Blair ha reformado la política británica, de eso no cabe duda. No se puede pasar por alto el logro de que Escocia y Gales cuentan en la actualidad con sus propios parlamentos. Sin embargo, esta autonomía traerá problemas a su sucesor, Gordon Brown, que es escocés. Los votantes ingleses preguntan por qué tiene que gobernarles un escocés ahora que Escocia tiene su propia Asamblea (que, por cierto, está en estos momentos dominada por unos nacionalistas que pretenden independizarse de Inglaterra).

Gracias a las reformas de Blair, la Cámara de los Lores ha perdido a la mayor parte de aquellos de sus miembros cuya designación era puramente hereditaria. Sin embargo, ha sido una reforma chapucera que se ha quedado a medias, y los primeros ministros gozan todavía de una excesiva discrecionalidad para designar a amiguetes suyos. Blair se ha sumido en el escándalo cuando ha propuesto conceder el título de Lord a cuatro personas que habían concedido en secreto préstamos astronómicos a su partido. Y ha tenido el dudoso honor de haber sido el primer ministro en ejercicio interrogado por la Policía en el curso de una investigación por posible corrupción. Algunos de sus colaboradores en Downing Street [sede de las oficinas del primer ministro] corren el riesgo de ser acusados de obstruir la investigación.

A los partidarios de Blair en los primeros tiempos se les prometió una limpieza de la actividad política, y su sentimiento de decepción es palpable en estos momentos. Quizás algunos de los que ahora le atacan con más virulencia estén, en realidad, enfadados consigo mismos por haber sido tan ingenuos. Hubo un tiempo en que este indiscutible mago de la interpretación fue capaz de lograr que casi todo el mundo creyera en prácticamente cualquier cosa.
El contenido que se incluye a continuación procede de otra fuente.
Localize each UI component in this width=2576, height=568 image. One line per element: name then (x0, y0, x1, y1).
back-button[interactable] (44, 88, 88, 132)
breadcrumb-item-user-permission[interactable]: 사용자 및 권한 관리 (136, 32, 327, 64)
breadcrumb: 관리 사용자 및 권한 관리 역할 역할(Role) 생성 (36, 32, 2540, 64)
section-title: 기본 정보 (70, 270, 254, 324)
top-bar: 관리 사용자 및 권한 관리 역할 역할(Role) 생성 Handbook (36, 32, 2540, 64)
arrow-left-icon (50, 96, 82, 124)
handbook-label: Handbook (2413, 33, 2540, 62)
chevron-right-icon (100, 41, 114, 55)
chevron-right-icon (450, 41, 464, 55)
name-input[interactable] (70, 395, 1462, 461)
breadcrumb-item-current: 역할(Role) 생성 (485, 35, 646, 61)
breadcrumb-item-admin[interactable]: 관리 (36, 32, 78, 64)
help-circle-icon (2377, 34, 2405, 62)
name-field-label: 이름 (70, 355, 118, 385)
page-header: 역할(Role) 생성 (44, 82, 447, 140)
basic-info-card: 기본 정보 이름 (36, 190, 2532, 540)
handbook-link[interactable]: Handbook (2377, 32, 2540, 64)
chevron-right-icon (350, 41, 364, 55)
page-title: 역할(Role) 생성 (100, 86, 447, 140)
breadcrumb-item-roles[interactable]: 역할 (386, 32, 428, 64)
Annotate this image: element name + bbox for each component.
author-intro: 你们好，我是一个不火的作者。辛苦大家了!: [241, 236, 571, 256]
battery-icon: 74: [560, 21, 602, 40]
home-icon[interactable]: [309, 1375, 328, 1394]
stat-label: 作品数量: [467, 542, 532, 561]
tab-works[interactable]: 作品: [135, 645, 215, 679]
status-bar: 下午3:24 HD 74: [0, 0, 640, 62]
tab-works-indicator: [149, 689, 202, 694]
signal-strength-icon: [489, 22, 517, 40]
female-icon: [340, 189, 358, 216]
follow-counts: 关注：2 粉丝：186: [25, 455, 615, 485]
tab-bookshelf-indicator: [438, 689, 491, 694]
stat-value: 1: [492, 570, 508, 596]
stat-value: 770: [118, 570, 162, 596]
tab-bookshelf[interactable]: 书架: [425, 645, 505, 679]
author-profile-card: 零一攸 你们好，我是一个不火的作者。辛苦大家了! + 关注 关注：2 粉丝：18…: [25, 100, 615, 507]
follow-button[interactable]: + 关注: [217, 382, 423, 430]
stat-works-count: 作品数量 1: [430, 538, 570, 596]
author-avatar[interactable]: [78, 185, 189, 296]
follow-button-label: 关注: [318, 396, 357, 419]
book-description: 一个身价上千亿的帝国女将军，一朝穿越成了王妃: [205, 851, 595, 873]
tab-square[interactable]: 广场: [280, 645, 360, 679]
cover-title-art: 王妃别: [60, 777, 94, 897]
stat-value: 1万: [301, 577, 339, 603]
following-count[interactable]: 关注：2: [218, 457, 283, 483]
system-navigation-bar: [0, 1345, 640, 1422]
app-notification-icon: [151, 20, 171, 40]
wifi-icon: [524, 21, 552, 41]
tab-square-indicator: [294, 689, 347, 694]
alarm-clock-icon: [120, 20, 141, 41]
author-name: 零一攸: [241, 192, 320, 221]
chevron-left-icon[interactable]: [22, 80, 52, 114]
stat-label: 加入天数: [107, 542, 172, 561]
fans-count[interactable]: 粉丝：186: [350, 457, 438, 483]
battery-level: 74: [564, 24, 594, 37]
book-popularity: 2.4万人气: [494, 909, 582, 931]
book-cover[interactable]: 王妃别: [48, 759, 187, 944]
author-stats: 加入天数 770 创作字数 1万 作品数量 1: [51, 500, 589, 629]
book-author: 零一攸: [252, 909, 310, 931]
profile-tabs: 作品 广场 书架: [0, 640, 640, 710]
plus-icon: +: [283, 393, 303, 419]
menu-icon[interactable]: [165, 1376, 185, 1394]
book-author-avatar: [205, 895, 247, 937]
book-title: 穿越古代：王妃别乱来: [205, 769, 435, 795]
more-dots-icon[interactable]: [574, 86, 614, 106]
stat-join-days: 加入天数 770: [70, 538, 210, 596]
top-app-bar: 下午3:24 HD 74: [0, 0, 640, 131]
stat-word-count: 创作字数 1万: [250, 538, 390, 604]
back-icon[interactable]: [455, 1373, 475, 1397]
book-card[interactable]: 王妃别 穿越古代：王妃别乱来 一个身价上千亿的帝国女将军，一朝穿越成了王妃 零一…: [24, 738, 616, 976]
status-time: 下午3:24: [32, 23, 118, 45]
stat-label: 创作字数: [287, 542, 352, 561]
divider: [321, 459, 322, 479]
En estos momentos, resulta difícil encontrar a alguien que crea ni media palabra de lo que dice.

En algunos aspectos, sin embargo, el Reino Unido parece en la actualidad un país mejor. Blair ha ahuyentado el fantasma de la homofobia y las ceremonias de unión civil entre homosexuales han pasado a ser vistas como acontecimientos rutinarios. Las diferencias en el color de la piel tienen menos importancia que nunca, lo que resulta extraordinario tras los atentados terroristas de Jjulio de 2005 en Londres. El reino se ha convertido en un país enormemente atractivo para los emprendedores, los oligarcas y los inmigrantes. El país se ha vuelto más cosmopolita, favorecido por los vuelos de bajo coste, y los británicos ya no parecen sentirse resentidos por el hecho de que Francia y Alemania vayan mejor.

Para la posteridad, Tony Blair será recordado por haber ganado tres elecciones con amplias mayorías, una hazaña que iguala la marca de Margaret Thatcher, y que nunca había sido alcanzada por ningún otro primer ministro laborista anterior. Aunque los británicos estén convencidos ahora de que ya no se van a dejar engatusar más por su encanto, sospecho que a muchos de ellos todavía les cae bien.

Si su partido no se hubiera revuelto contra él, podría haber seguido en Downing Street y haber renovado su mandato una vez más. Nosotros podemos hacerlo peor, desde luego.

Michael Portillo fue ministro de Defensa del Reino Unido con John Major como primer ministro.